Now however, the ultra-neoclassical credo of mainstream Korean economists is in conflict with the global trend of economics, which has begun to question the adequacy of market fundamentalism. There is a new consensus forming that this market fundamentalism is what lies behind the unprecedented deepening of inequality as well as the global economic crisis that began in 2008. Some prominent economists, such as Joseph Stiglitz, Paul Krugman and Thomas Piketty have criticised mainstream economics and admitted the validity of the historical and institutional approaches of heterodox economics, including Marxism. In this light, it would be natural for Korean mainstream economists to admit that Marxist economics is a legitimate field within the economics profession, if they want remain loyal followers of US trends. Above all, they need to listen to Kim’s Marxist economics, which placed central importance on analysing capitalist crises and imagining a new post-capitalist society. Indeed, Kim’s Marxist economics seem increasingly relevant with the deepening crisis of global capitalism and the bankruptcy of mainstream economics. Mainstream economists may well find there is something they can learn from Marxist economics even when it comes to understanding and managing capitalism.
However, the conditions for the renewal of Marxism are still not as good in South Korea as they are in other countries. The main obstacle to Marxism and socialism in Korea used to be the anticommunist authoritarian regimes. Even simply carrying a copy of Marx’s Capital was punished by more than two years in prison prior to 1987. It is true that Marxist researchers are allowed some degree of academic freedom now thanks to the democratisation of the Korean society since 1987. But the anticommunist National Security Law is still on the books today in Korea and can be applied at any time, even to Marxist academics if they are linked to socialist political organisations.

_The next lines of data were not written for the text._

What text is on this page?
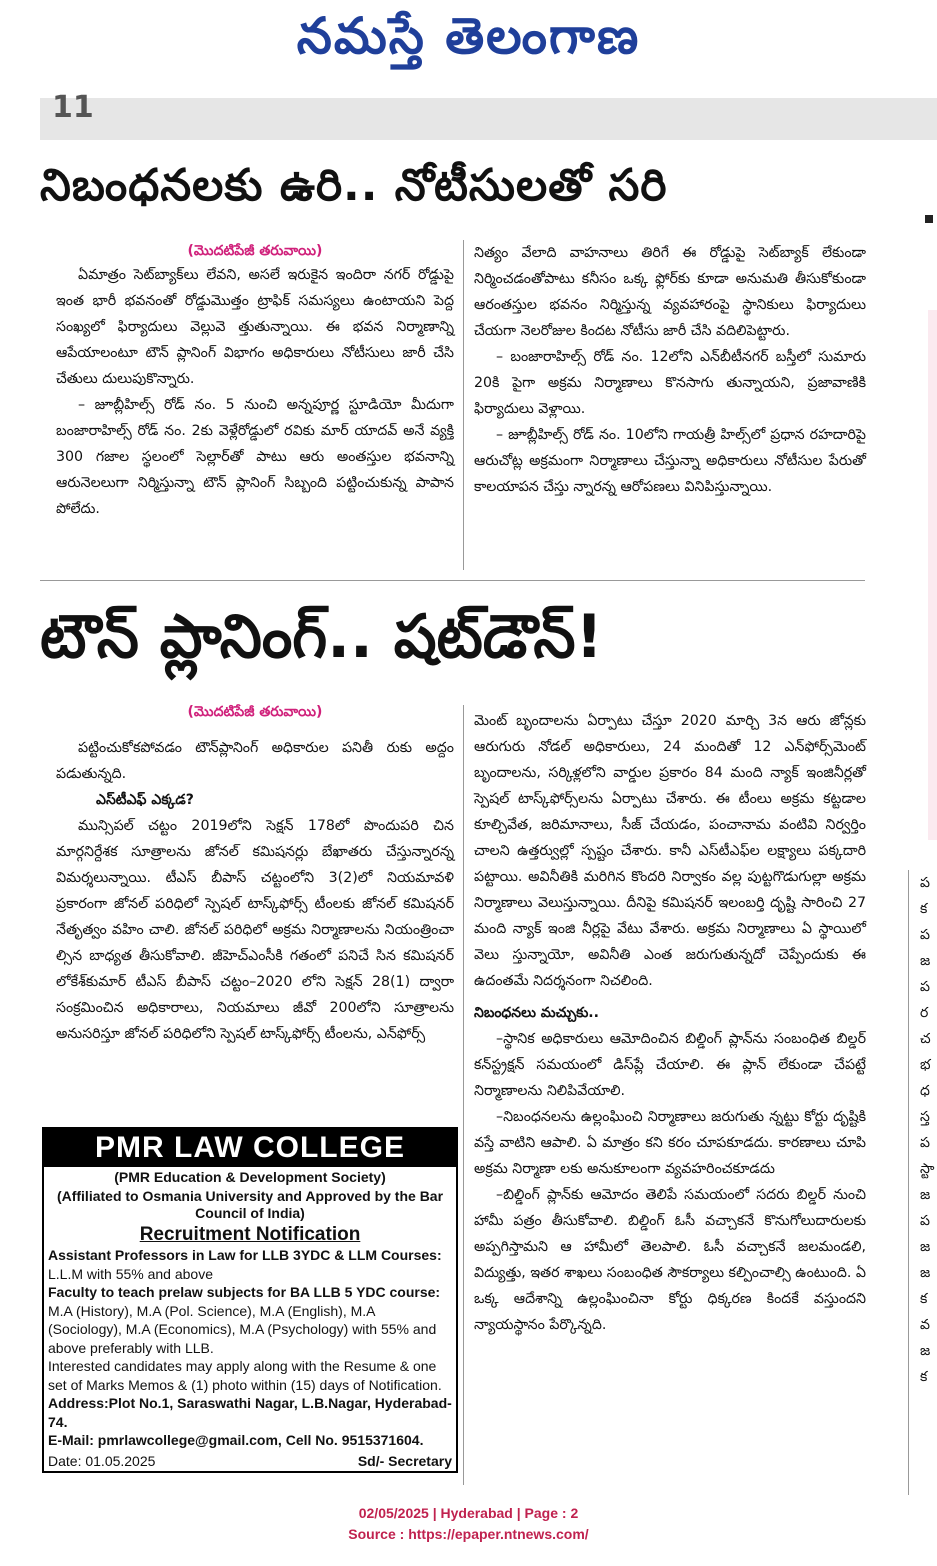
నమస్తే తెలంగాణ
11
నిబంధనలకు ఉరి.. నోటీసులతో సరి
(మొదటిపేజీ తరువాయి)

ఏమాత్రం సెట్‌బ్యాక్‌లు లేవని, అసలే ఇరుకైన ఇందిరా నగర్ రోడ్డుపై ఇంత భారీ భవనంతో రోడ్డుమొత్తం ట్రాఫిక్ సమస్యలు ఉంటాయని పెద్ద సంఖ్యలో ఫిర్యాదులు వెల్లువె త్తుతున్నాయి. ఈ భవన నిర్మాణాన్ని ఆపేయాలంటూ టౌన్ ప్లానింగ్ విభాగం అధికారులు నోటీసులు జారీ చేసి చేతులు దులుపుకొన్నారు.

– జూబ్లీహిల్స్ రోడ్ నం. 5 నుంచి అన్నపూర్ణ స్టూడియో మీదుగా బంజారాహిల్స్ రోడ్ నం. 2కు వెళ్లేరోడ్డులో రవికు మార్ యాదవ్ అనే వ్యక్తి 300 గజాల స్థలంలో సెల్లార్‌తో పాటు ఆరు అంతస్తుల భవనాన్ని ఆరునెలలుగా నిర్మిస్తున్నా టౌన్ ప్లానింగ్ సిబ్బంది పట్టించుకున్న పాపాన పోలేదు.

నిత్యం వేలాది వాహనాలు తిరిగే ఈ రోడ్డుపై సెట్‌బ్యాక్ లేకుండా నిర్మించడంతోపాటు కనీసం ఒక్క ఫ్లోర్‌కు కూడా అనుమతి తీసుకోకుండా ఆరంతస్తుల భవనం నిర్మిస్తున్న వ్యవహారంపై స్థానికులు ఫిర్యాదులు చేయగా నెలరోజుల కిందట నోటీసు జారీ చేసి వదిలిపెట్టారు.

– బంజారాహిల్స్ రోడ్ నం. 12లోని ఎన్‌బీటీనగర్ బస్తీలో సుమారు 20కి పైగా అక్రమ నిర్మాణాలు కొనసాగు తున్నాయని, ప్రజావాణికి ఫిర్యాదులు వెళ్లాయి.

– జూబ్లీహిల్స్ రోడ్ నం. 10లోని గాయత్రీ హిల్స్‌లో ప్రధాన రహదారిపై ఆరుచోట్ల అక్రమంగా నిర్మాణాలు చేస్తున్నా అధికారులు నోటీసుల పేరుతో కాలయాపన చేస్తు న్నారన్న ఆరోపణలు వినిపిస్తున్నాయి.

టౌన్ ప్లానింగ్.. షట్‌డౌన్!
(మొదటిపేజీ తరువాయి)

పట్టించుకోకపోవడం టౌన్‌ప్లానింగ్ అధికారుల పనితీ రుకు అద్దం పడుతున్నది.

ఎస్‌టీఎఫ్ ఎక్కడ?

మున్సిపల్ చట్టం 2019లోని సెక్షన్ 178లో పొందుపరి చిన మార్గనిర్దేశక సూత్రాలను జోనల్ కమిషనర్లు బేఖాతరు చేస్తున్నారన్న విమర్శలున్నాయి. టీఎస్ బీపాస్ చట్టంలోని 3(2)లో నియమావళి ప్రకారంగా జోనల్ పరిధిలో స్పెషల్ టాస్క్‌ఫోర్స్ టీంలకు జోనల్ కమిషనర్ నేతృత్వం వహిం చాలి. జోనల్ పరిధిలో అక్రమ నిర్మాణాలను నియంత్రించా ల్సిన బాధ్యత తీసుకోవాలి. జీహెచ్‌ఎంసీకి గతంలో పనిచే సిన కమిషనర్ లోకేశ్‌కుమార్ టీఎస్ బీపాస్ చట్టం–2020 లోని సెక్షన్ 28(1) ద్వారా సంక్రమించిన అధికారాలు, నియమాలు జీవో 200లోని సూత్రాలను అనుసరిస్తూ జోనల్ పరిధిలోని స్పెషల్ టాస్క్‌ఫోర్స్ టీంలను, ఎన్‌ఫోర్స్

మెంట్ బృందాలను ఏర్పాటు చేస్తూ 2020 మార్చి 3న ఆరు జోన్లకు ఆరుగురు నోడల్ అధికారులు, 24 మందితో 12 ఎన్‌ఫోర్స్‌మెంట్ బృందాలను, సర్కిళ్లలోని వార్డుల ప్రకారం 84 మంది న్యాక్ ఇంజినీర్లతో స్పెషల్ టాస్క్‌ఫోర్స్‌లను ఏర్పాటు చేశారు. ఈ టీంలు అక్రమ కట్టడాల కూల్చివేత, జరిమానాలు, సీజ్ చేయడం, పంచానామ వంటివి నిర్వర్తిం చాలని ఉత్తర్వుల్లో స్పష్టం చేశారు. కానీ ఎస్‌టీఎఫ్‌ల లక్ష్యాలు పక్కదారి పట్టాయి. అవినీతికి మరిగిన కొందరి నిర్వాకం వల్ల పుట్టగొడుగుల్లా అక్రమ నిర్మాణాలు వెలుస్తున్నాయి. దీనిపై కమిషనర్ ఇలంబర్తి దృష్టి సారించి 27 మంది న్యాక్ ఇంజి నీర్లపై వేటు వేశారు. అక్రమ నిర్మాణాలు ఏ స్థాయిలో వెలు స్తున్నాయో, అవినీతి ఎంత జరుగుతున్నదో చెప్పేందుకు ఈ ఉదంతమే నిదర్శనంగా నిచలింది.

నిబంధనలు మచ్చుకు..

–స్థానిక అధికారులు ఆమోదించిన బిల్డింగ్ ప్లాన్‌ను సంబంధిత బిల్డర్ కన్‌స్ట్రక్షన్ సమయంలో డిస్‌ప్లే చేయాలి. ఈ ప్లాన్ లేకుండా చేపట్టే నిర్మాణాలను నిలిపివేయాలి.

–నిబంధనలను ఉల్లంఘించి నిర్మాణాలు జరుగుతు న్నట్టు కోర్టు దృష్టికి వస్తే వాటిని ఆపాలి. ఏ మాత్రం కని కరం చూపకూడదు. కారణాలు చూపి అక్రమ నిర్మాణా లకు అనుకూలంగా వ్యవహరించకూడదు

–బిల్డింగ్ ప్లాన్‌కు ఆమోదం తెలిపే సమయంలో సదరు బిల్డర్ నుంచి హామీ పత్రం తీసుకోవాలి. బిల్డింగ్ ఓసీ వచ్చాకనే కొనుగోలుదారులకు అప్పగిస్తామని ఆ హామీలో తెలపాలి. ఓసీ వచ్చాకనే జలమండలి, విద్యుత్తు, ఇతర శాఖలు సంబంధిత సౌకర్యాలు కల్పించాల్సి ఉంటుంది. ఏ ఒక్క ఆదేశాన్ని ఉల్లంఘించినా కోర్టు ధిక్కరణ కిందకే వస్తుందని న్యాయస్థానం పేర్కొన్నది.

PMR LAW COLLEGE
(PMR Education & Development Society)
(Affiliated to Osmania University and Approved by the Bar Council of India)
Recruitment Notification
Assistant Professors in Law for LLB 3YDC & LLM Courses:
L.L.M with 55% and above
Faculty to teach prelaw subjects for BA LLB 5 YDC course:
M.A (History), M.A (Pol. Science), M.A (English), M.A (Sociology), M.A (Economics), M.A (Psychology) with 55% and above preferably with LLB.
Interested candidates may apply along with the Resume & one set of Marks Memos & (1) photo within (15) days of Notification.
Address:Plot No.1, Saraswathi Nagar, L.B.Nagar, Hyderabad-74.
E-Mail: pmrlawcollege@gmail.com, Cell No. 9515371604.
Date: 01.05.2025	Sd/- Secretary
ప
క
ప
జ
ప
ర
చ
భ
ధ
స్త
ప
స్టా
జ
ప
జ
జ
క
వ
జ
క
02/05/2025 | Hyderabad | Page : 2
Source : https://epaper.ntnews.com/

Nevertheless, what makes the renewal of Marxism difficult in Korea is not so much political repression by the state as the retreat of mass progressive movements and the marginalisation of Marxist academics. In order to break with this situation and revive Marxist research in Korea, the current monopolisation of major university positions by US-trained neoliberal mainstream economists must first be challenged. In addition, at least the “simple reproduction” of Marxist economists in the universities needs to be secured. Instead of indulging in endless debates on the “transformation problem”, Marxist economists need to directly tackle mainstream neoliberal economics and try to ally with workers and students, who are beginning to be radicalised in the conditions of global economic crisis. Indeed, Marxist economists need to engage with young, casualised, low-income workers, and the people who came onto the streets for the wave of candlelight demonstrations against Korea’s conservative governments in the last five years.
This is what Soohaeng Kim’s last project really meant. The main task for Marxist economists after Kim is to develop Marxist economics as an attractive and persuasive alternative for workers and students, who are being radicalised in the age of economic crisis. Only by engaging with radical movements created by workers and students can Marxist economics have its long-awaited renaissance. This is also the best way to follow and develop Kim’s legacy. We should not forget that the reason Kim could be appointed Professor of Economics at SNU back in 1987 was the strength of the student movement and the high tide of the Korean struggle for democratisation.